Garh’tik dipped his head in salute and then flew away, rocking the ship again. Vah’mnemn moved to leave as well, but Alder placed his hand on his foot to stop him.

“Please forgive my intrusion, but I have a question I must ask you,” Alder said, trying to compose himself as best he could.

“And if you do no like the answer?” Vah’mnemn warned.

“I suppose then I will still be grateful to know it,” Alder committed himself.

“Speak quickly, then.”

“It is about the magic you use, I wanted to...”

“Use?” Vah’mnemn repeated, cutting him off. “We do not use magic. Mortals use magic, the same way a monkey uses a stick, or an otter uses a rock. It is something that can be given and taken away. Our power is inseparable from us. We
are
magic.”

“Of course, my apologies,” Alder added diplomatically. “But, the men of Wysteria, my kin, they cannot use magic at all. Why is that?”

The dragon snorted, sending a short burst of fire from his nostrils. “Because the link to your god has been severed.”

“Severed? I don’t understand. Is that why we don’t have souls?”

“Soul?” Vah’mnemn repeated. He rolled the word around in his mouth again and again, as if coming to grips with it. Finally he shook his head in disgust. “Only a mortal would attempt to combine together so many different concepts into one simple word. Soul,” he spat. “How disrespectful a term. Never use it again in my presence.”

With a dip of his armored sapphire head, the dragon took off into the air and flew away, leaving Alder with more questions than he started with.

“I believe I may have offended him,” Alder mentioned as Athel came up alongside him.

“Actually, I don’t think you did,” Athel clarified. “Given his distaste for us, that was about as civil as could be hoped for.”

“What makes you say that?”

“If you had actually offended him, he would have eaten you.”

Within an hour, they were on their way. Margaret gave them a generous updraft and soon they found themselves up high in a powerful jetstream, heading towards Wysteria. The Dreadnaught’s unusual design, with three sets of sails held out before her like a horseshoe, allowed her to take full advantage of dead astern winds. With a Stormcaller on board to create a tailwind for her, she was one of the fastest ships in the skies.

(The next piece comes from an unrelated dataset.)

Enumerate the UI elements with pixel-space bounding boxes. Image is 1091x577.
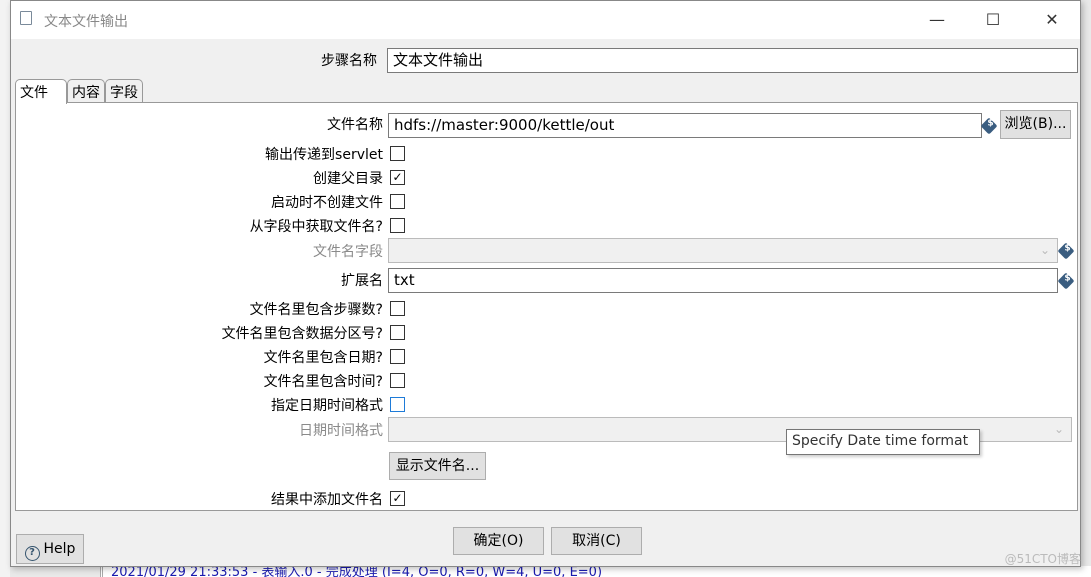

As the sun sank low over the seas like a melting pat of butter, Athel and Alder sat with Margaret on the command podium, helping her get everything they had learned about dragons written down before they forgot anything.

Nearby, Privet and Setsuna sat on the main deck, cleaning the ship’s cannon.

Margaret squealed with delight as she rocked her hands back and forth, coaxing the winds to blow a little faster. “Oh, this is so exciting,” she gushed. “When Professor Ancorage sees this, I'll probably get a full semester’s worth of credits towards graduation.” The winds strengthened and the ship surged forward a little faster. “Oh, don’t forget the part where the red one used his fire to heal them.”

“Yes, Ma'am,” Adler said as he scribbled away in her book.